Para Blanqué, num cenário tão fragmentado, caracterizado por uma inflação elevada e crescente, as rentabilidades reais tomarão o centro das atenções, uma vez que os investidores vão procurar fontes de retornos reais positivos e exposição a ativos que estejam positivamente correlacionados com a inflação. Neste contexto, considera que os investidores devem rever o seu enquadramento estratégico de alocação de ativos e concentrar-se em três aspetos:
- Ativos seguros
Os ativos seguros vão acabar por não ser tão seguros como os investidores pensam e vão exigir que expandam o seu universo de investimento na procura de proteção contra a inflação.
“É tempo de reconsiderar o papel das obrigações soberanas na alocação de ativos, pois provavelmente irão desiludir os investidores no novo regime e procurar fontes adicionais de retornos reais positivos. As alocações core a obrigações soberanas devem ser reduzidas e os investidores devem procurar ativos regionais com potencial para obter retornos reais positivos e valores ligados à inflação”.
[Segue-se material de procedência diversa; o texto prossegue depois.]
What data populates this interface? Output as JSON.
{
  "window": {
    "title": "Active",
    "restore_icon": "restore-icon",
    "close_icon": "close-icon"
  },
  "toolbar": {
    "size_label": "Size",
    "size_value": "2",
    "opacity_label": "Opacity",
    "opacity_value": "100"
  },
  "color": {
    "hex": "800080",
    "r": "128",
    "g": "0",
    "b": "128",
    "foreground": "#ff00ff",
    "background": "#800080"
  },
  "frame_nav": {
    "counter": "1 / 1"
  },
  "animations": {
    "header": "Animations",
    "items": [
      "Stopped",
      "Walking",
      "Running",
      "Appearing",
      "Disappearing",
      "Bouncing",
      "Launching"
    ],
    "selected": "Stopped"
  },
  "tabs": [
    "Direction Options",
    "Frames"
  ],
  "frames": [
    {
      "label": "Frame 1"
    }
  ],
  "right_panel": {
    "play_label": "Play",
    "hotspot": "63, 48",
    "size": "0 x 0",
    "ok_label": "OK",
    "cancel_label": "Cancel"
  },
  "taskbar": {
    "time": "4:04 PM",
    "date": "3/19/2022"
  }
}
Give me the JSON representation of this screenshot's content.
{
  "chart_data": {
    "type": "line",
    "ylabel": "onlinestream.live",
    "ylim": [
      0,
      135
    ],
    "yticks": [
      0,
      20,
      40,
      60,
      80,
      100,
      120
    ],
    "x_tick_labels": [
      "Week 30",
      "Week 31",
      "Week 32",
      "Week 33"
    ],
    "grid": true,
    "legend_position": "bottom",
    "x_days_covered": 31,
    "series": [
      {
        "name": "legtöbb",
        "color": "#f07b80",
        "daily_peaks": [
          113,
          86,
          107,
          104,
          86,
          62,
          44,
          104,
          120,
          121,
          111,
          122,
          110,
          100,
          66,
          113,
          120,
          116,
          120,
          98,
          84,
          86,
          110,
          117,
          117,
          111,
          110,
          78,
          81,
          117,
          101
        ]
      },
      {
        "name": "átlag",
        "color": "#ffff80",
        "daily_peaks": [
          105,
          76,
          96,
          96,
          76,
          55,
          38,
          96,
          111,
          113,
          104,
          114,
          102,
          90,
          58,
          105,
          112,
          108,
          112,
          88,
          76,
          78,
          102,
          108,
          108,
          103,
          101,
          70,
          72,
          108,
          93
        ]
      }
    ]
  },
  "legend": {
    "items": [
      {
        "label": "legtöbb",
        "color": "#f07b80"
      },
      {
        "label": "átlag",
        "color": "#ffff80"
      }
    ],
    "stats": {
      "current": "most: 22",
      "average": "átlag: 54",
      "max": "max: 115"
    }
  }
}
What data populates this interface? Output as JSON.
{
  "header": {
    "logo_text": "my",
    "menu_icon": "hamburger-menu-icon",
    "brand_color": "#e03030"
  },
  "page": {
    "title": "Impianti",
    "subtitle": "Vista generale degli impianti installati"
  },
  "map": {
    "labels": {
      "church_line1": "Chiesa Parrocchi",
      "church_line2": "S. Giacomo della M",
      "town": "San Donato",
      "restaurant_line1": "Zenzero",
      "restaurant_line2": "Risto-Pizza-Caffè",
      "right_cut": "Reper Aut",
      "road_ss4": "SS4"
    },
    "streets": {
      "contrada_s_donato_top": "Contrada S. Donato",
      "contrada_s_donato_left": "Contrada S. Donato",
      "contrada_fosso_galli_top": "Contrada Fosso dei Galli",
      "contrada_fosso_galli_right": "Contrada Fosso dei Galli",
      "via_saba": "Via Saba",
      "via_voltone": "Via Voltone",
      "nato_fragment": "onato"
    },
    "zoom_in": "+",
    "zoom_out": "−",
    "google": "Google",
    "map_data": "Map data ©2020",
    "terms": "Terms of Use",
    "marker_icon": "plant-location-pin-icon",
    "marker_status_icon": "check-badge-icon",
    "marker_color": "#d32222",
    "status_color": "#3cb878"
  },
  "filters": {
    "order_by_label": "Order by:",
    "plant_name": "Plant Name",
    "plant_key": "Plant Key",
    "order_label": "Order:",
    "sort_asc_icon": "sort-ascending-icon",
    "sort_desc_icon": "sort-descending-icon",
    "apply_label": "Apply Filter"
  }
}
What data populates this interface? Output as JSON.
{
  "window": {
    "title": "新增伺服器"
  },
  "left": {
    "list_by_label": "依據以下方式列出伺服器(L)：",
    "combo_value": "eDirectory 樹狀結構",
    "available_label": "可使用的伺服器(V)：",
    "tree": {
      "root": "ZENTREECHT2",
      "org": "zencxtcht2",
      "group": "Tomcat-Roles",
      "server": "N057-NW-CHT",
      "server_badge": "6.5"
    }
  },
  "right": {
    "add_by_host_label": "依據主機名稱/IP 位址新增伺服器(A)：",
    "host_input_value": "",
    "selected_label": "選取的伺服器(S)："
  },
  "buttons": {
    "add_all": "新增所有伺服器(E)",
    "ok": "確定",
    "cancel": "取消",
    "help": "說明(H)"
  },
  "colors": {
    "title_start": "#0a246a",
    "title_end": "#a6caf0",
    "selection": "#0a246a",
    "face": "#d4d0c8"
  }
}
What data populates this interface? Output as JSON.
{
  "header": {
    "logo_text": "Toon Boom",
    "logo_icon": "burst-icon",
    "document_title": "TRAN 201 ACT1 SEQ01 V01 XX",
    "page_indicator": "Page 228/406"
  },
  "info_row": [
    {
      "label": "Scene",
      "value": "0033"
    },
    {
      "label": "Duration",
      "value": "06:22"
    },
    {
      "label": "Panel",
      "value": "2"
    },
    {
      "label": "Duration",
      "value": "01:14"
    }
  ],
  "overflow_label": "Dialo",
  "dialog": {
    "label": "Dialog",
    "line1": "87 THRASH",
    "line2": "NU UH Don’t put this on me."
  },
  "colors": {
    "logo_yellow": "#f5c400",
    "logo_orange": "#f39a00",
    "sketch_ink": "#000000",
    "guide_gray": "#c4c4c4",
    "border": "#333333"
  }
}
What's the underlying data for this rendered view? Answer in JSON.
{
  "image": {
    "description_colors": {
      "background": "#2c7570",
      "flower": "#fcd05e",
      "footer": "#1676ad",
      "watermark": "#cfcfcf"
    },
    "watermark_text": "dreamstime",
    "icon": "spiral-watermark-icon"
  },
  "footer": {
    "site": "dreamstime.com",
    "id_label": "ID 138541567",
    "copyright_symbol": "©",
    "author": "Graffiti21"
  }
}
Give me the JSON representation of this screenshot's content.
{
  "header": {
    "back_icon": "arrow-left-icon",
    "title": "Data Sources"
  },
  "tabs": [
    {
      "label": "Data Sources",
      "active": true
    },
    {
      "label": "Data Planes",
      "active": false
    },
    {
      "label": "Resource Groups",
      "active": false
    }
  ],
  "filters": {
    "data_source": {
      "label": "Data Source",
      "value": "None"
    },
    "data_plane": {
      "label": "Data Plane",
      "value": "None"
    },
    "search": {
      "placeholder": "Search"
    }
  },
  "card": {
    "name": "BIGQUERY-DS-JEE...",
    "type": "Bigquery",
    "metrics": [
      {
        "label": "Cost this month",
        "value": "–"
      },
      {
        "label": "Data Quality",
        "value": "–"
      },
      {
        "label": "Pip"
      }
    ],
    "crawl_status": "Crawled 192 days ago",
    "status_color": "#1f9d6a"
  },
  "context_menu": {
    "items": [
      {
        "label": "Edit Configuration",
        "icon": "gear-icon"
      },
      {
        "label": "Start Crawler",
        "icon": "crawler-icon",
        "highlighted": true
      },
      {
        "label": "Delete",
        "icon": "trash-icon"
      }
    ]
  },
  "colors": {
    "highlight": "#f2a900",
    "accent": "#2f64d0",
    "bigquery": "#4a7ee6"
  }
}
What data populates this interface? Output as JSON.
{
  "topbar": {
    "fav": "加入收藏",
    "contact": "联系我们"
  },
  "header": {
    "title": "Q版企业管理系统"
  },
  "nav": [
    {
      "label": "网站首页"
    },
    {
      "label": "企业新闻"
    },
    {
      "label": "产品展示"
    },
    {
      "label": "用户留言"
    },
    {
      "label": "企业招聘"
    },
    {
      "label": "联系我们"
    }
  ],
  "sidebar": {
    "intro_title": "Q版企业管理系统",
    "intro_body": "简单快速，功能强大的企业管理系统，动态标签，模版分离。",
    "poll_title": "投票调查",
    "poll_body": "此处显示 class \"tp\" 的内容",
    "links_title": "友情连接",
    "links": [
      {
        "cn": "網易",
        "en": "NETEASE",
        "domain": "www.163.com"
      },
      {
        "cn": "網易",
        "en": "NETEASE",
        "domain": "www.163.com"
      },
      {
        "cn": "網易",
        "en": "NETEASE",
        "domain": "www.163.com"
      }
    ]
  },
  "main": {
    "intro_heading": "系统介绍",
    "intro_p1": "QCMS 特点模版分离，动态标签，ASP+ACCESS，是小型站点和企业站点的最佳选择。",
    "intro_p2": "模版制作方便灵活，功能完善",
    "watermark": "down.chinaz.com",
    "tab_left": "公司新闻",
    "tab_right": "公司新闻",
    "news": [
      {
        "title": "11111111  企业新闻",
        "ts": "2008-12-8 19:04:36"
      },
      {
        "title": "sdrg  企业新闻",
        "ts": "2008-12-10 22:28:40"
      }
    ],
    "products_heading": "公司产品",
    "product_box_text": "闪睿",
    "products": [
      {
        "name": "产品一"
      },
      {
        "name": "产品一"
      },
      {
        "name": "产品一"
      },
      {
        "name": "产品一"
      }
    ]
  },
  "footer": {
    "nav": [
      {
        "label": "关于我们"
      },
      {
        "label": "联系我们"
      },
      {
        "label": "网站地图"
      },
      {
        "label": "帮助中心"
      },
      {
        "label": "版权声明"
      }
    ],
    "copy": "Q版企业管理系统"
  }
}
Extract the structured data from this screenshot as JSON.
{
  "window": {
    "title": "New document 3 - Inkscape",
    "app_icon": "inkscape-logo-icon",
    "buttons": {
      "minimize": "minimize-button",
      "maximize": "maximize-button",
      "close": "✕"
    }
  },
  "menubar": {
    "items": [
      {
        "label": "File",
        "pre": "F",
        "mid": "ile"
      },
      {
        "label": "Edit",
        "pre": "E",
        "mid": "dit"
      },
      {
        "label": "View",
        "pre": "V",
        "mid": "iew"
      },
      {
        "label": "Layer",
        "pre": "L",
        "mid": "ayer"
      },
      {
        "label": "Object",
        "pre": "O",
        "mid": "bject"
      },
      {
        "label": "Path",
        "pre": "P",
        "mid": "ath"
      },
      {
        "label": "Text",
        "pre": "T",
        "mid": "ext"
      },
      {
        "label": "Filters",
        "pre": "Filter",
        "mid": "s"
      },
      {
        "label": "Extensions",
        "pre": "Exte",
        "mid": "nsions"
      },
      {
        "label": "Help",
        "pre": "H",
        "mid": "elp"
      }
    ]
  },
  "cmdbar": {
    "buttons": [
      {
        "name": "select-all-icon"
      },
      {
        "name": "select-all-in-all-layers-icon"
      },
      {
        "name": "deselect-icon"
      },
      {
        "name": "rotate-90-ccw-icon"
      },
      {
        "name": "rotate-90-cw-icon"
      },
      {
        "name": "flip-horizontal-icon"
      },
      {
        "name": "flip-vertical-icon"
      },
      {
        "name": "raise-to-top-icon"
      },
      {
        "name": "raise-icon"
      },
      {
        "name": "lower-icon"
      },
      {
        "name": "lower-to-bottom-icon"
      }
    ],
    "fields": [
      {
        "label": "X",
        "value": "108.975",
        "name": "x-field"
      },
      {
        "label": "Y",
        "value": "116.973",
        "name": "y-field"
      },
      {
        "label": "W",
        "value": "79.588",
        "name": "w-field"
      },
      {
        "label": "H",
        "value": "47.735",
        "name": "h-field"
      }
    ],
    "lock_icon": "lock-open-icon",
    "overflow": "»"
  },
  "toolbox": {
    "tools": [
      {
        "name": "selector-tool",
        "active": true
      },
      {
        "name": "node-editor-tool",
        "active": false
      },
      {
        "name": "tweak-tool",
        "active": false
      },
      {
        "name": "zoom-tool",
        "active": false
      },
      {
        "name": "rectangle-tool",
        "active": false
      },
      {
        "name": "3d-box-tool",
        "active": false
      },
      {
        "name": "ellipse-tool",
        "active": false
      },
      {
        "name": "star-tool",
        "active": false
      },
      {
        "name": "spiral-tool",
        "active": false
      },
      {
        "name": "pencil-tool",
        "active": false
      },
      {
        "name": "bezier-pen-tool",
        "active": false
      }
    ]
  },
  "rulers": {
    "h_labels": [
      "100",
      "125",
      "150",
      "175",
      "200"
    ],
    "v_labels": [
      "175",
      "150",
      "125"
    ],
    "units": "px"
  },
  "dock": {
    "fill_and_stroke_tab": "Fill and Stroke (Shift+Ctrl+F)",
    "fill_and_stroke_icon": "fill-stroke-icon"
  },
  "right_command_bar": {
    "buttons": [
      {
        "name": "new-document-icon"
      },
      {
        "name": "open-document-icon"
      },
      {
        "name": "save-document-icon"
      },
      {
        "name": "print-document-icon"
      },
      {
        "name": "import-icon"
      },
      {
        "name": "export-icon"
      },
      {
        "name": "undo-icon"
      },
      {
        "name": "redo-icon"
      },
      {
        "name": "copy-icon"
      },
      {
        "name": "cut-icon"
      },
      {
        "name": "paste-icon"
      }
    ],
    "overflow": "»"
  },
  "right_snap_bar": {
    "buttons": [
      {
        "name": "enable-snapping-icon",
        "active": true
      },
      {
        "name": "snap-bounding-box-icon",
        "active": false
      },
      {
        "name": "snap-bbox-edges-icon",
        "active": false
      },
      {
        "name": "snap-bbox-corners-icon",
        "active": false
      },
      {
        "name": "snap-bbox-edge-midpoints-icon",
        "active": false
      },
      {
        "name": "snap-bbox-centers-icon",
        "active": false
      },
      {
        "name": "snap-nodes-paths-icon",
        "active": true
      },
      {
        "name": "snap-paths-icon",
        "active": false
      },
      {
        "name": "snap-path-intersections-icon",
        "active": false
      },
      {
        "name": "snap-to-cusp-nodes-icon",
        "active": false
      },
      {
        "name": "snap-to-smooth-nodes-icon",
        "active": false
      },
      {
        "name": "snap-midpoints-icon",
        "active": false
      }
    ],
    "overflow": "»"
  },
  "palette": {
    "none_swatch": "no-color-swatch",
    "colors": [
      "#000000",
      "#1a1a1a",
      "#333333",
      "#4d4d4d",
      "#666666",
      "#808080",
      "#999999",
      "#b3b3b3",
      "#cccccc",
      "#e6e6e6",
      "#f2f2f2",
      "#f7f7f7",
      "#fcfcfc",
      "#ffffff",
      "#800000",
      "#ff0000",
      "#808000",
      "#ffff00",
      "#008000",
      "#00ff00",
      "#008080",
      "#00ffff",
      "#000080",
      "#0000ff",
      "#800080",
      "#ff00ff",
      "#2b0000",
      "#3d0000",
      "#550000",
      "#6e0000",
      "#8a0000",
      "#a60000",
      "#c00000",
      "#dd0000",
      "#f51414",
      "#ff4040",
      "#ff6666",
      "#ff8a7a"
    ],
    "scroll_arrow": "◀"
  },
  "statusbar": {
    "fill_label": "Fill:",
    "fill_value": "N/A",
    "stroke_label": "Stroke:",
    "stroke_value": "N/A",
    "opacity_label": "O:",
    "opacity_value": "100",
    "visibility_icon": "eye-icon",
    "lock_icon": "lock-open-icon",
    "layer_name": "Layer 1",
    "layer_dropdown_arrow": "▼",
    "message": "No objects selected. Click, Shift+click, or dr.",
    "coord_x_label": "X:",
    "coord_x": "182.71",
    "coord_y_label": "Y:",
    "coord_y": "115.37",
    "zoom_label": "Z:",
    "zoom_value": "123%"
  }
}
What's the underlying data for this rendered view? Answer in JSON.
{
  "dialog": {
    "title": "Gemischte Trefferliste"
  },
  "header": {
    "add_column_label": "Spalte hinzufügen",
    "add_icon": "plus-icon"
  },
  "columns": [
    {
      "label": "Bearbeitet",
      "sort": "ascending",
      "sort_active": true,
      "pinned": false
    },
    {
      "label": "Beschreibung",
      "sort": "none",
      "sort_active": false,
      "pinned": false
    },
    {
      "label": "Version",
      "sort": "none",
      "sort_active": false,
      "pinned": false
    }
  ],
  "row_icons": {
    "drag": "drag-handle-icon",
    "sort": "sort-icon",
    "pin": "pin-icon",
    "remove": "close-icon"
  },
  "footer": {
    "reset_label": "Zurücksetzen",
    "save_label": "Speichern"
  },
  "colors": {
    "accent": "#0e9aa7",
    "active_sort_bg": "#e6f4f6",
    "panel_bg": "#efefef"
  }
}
Em geral, acredita que a mudança de regime implicará rentabilidades reais baixas/negativas em ativos seguros com uma volatilidade potencialmente maior, mas também uma maior diversificação entre as rentabilidades reais das obrigações soberanas em diferentes regiões onde os ciclos empresariais e os riscos geopolíticos diferem. “Isto requer uma revisão da alocação a obrigações dos países core com a adição de obrigações de países emergentes que podem fornecer taxas reais positivas em algumas economias emergentes, onde o ajuste monetário está próximo do seu pico em termos de dinâmica da inflação, e também em obrigações ligadas à inflação, para procurar proteção contra a mesma”.
- Ações globais e imobiliário
As ações globais e os imóveis merecem uma maior alocação e devem vir a colher os maiores benefícios da diversificação internacional.
“A fragmentação adicional do ciclo empresarial e a reorganização geopolítica vão aumentar a dispersão de retornos entre países após várias décadas de uma integração sonolenta impulsionada pelo elevado co-movimento do risco global. Por conseguinte, num mundo de baixos retornos reais para ativos seguros, os investidores devem aumentar a sua alocação a ativos de risco, desde que aumentem as suas perspetivas globais (incluindo mercados emergentes) e, além disso, devem acrescentar ativos reais”.
- Correlação entre ativos seguros e risco
A correlação entre ativos seguros versus de risco está a tornar-se positiva, uma vez que o fator de inflação impulsiona ambas as classes de ativos.
“Por isso, os investidores devem considerar estruturalmente procurar aumentar a diversificação através da análise de ativos reais, ouro, divisas e estratégias de investimento que tenham uma baixa correlação com ações e obrigações”, conclui.